From the archives...
The following question was originally posted on the LOE Forum (now discontinued).
My husband was teaching the kids [their LOE lesson] today and felt that the sound the o makes in of has been left out. Is this a non-standard usage, non English word, or just some unexplained exception? It makes the same sound as the u in fluff.
Hello! Two parts to this answer:
1. The vowel sound in of is actually a very common English usage, but it's one many people were never taught. It is the schwa, the unstressed vowel sound, and it can be made by any vowel phonogram in an unstressed syllable or unstressed word. (For example, in this paragraph thus far the schwa sound has been spelled by A in 'a' and 'actually' and 'usage' and 'syllable,' and by E in 'vowel' and 'the').
Most multi-syllable English words have a schwa sound in them, and many of our small, unstressed single-syllable words do too (such as was, the, a, and even to sometimes when we're speaking quickly).
Since many phonograms can say schwa, we teach students about when and why schwa occurs rather than having them memorize it as an additional sound of each of these phonograms. We teach about schwa in Spelling Rule 31, and it's discussed in both Foundations (starting in Lesson 45) and Essentials (starting in Lesson 4).
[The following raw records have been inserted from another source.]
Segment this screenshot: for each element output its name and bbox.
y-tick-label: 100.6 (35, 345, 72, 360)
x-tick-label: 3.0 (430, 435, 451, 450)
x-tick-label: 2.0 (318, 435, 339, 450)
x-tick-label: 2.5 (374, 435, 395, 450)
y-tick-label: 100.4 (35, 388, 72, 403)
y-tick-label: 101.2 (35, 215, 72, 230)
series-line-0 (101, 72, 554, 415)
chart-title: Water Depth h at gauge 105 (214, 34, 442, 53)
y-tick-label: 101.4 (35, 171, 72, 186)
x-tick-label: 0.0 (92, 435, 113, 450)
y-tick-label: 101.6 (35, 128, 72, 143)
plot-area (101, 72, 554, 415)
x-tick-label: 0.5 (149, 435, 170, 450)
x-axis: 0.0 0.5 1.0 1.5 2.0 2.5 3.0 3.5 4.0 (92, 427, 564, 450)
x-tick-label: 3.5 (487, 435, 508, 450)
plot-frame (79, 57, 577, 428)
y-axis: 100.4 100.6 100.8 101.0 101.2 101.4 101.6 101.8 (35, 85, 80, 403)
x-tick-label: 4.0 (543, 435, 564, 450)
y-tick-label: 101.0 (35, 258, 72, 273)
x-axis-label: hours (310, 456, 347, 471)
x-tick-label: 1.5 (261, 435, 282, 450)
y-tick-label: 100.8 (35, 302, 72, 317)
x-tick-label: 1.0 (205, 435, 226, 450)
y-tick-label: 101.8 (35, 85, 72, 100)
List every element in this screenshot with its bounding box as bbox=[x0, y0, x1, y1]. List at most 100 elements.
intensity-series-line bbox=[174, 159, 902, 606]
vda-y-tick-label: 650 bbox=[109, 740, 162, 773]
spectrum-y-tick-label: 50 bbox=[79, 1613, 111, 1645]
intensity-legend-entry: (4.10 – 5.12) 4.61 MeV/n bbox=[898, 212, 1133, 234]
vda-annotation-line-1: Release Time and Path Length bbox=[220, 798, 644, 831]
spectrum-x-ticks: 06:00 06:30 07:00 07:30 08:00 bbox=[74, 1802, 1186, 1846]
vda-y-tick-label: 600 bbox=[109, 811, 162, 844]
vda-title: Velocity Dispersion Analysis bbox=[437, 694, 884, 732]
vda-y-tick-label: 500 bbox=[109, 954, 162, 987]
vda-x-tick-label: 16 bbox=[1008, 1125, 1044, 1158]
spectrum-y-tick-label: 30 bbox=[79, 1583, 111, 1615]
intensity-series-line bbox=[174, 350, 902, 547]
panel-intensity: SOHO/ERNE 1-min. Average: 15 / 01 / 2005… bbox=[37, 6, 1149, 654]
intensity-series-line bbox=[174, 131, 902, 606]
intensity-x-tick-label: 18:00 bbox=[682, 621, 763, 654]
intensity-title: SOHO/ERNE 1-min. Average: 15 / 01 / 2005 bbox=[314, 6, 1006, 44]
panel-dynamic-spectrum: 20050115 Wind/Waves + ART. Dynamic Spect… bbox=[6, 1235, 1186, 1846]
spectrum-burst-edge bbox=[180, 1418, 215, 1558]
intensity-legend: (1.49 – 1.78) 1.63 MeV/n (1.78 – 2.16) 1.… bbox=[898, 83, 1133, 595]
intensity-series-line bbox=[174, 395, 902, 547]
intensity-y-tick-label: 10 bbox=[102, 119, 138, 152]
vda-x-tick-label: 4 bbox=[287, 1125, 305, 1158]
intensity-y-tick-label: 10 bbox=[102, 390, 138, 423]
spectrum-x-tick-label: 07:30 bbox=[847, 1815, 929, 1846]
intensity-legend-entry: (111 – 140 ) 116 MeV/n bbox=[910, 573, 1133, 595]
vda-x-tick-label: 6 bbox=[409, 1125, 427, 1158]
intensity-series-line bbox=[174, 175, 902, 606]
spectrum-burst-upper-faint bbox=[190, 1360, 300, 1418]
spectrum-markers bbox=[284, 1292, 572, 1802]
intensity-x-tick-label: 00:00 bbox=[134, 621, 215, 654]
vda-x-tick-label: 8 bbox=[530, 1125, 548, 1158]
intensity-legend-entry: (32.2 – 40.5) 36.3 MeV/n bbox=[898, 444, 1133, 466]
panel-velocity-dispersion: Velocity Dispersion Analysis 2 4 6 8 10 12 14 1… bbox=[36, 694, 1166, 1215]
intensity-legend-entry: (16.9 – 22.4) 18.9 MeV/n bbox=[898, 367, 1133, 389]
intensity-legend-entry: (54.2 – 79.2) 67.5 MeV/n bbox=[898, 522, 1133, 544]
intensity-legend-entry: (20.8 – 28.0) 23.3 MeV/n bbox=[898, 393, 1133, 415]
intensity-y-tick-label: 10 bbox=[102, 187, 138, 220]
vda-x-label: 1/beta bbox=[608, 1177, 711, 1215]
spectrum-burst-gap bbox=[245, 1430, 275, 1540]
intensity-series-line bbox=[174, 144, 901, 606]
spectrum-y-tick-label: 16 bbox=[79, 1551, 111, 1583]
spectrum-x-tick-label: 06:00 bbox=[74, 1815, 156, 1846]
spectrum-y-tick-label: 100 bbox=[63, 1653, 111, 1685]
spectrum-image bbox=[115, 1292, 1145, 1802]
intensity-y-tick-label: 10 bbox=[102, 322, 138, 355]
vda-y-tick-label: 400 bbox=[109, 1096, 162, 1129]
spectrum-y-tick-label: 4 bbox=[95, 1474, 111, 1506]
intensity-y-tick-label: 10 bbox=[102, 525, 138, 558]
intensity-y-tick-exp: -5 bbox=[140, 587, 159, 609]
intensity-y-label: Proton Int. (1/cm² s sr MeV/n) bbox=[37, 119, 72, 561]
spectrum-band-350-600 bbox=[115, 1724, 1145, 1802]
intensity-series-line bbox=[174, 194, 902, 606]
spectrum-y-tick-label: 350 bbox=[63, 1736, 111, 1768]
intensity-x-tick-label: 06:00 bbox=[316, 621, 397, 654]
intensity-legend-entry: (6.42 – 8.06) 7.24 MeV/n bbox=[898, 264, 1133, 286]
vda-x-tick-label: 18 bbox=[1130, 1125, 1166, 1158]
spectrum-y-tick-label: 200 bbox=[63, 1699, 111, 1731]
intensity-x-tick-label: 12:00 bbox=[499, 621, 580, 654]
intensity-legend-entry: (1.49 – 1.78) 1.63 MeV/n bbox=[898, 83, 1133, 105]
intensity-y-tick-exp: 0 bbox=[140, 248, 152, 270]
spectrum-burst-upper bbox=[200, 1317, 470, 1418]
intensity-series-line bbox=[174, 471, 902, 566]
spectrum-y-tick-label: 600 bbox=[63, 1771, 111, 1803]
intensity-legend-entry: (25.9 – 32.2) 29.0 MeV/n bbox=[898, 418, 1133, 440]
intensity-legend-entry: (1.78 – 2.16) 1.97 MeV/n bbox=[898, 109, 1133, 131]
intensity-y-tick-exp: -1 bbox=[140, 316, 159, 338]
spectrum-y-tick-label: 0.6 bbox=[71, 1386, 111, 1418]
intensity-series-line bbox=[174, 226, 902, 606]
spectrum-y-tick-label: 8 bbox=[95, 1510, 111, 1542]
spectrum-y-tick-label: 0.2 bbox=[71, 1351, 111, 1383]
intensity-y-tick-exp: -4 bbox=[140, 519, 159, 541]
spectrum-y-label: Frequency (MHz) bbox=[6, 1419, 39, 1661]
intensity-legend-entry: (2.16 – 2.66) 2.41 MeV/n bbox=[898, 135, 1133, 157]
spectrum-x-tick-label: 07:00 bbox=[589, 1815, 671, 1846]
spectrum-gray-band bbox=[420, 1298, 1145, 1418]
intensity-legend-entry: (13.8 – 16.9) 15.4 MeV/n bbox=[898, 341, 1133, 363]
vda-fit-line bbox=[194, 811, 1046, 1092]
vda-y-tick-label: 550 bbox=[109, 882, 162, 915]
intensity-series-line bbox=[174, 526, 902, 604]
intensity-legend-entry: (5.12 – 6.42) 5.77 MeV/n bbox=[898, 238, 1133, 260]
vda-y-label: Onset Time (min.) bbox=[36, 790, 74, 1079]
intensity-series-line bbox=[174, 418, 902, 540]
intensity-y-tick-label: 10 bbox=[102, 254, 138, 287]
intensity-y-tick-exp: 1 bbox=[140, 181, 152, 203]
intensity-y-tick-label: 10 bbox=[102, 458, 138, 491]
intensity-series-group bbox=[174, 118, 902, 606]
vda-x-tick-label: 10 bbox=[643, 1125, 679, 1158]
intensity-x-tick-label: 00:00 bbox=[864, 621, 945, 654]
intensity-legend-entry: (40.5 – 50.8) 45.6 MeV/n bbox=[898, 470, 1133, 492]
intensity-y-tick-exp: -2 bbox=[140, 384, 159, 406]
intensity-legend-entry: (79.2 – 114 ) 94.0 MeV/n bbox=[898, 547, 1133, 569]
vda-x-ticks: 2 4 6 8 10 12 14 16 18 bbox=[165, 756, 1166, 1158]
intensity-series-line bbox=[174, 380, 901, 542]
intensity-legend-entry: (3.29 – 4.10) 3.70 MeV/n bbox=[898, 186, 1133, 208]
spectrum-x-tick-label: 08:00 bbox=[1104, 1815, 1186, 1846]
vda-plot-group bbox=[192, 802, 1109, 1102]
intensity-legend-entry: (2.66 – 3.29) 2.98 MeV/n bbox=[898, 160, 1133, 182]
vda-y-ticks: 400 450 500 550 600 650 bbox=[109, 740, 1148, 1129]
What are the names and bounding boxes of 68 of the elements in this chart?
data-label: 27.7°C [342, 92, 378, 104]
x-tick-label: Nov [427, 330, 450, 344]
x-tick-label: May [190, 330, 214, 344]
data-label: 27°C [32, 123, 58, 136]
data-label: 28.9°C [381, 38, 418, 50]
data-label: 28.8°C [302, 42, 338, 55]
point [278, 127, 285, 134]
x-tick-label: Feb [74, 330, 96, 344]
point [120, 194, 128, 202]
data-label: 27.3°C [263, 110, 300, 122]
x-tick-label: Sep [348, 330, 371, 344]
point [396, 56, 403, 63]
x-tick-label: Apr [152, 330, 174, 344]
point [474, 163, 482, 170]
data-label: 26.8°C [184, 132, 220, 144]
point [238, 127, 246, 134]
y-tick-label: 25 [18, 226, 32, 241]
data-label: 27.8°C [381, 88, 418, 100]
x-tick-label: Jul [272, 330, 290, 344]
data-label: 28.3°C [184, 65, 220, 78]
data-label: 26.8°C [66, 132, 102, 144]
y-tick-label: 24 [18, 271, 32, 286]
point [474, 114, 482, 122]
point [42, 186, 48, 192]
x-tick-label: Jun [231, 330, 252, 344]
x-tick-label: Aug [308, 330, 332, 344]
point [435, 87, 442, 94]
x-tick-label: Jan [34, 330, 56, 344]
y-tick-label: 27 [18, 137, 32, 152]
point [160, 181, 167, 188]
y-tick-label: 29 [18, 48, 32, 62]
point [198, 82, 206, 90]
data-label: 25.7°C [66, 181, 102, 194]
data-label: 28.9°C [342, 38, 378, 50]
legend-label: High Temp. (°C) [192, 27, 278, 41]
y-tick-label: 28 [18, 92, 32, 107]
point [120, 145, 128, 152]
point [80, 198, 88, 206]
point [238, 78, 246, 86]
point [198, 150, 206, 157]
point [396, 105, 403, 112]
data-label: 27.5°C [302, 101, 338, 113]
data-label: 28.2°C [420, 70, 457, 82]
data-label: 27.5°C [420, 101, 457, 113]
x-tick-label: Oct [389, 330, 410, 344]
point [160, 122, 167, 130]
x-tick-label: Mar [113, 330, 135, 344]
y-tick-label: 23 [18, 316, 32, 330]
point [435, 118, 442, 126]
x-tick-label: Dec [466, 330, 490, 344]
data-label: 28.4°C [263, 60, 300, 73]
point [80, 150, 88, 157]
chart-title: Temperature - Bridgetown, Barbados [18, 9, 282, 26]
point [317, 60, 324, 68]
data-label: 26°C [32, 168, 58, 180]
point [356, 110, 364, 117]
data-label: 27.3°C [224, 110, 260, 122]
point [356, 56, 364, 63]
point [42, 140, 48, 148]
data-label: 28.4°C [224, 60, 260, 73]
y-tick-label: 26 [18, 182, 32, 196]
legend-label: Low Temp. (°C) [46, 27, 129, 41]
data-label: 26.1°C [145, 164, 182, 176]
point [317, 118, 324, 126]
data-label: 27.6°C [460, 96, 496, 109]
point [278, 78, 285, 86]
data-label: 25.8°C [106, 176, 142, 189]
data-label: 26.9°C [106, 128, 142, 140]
2. However, the word of is in fact a true exception to the phonograms and spelling rules! It is the only common English word where F says the voiced sound /v/, instead of its usual unvoiced sound /f/. (The spelling of 'of' is also discussed both in Essentials and in Foundations B.)
About 98% of English words have a spelling that is completely consistent with the phonograms and spelling rules Logic of English. That leaves about 2% of words that, like of, contain some sound or spelling that breaks the rules.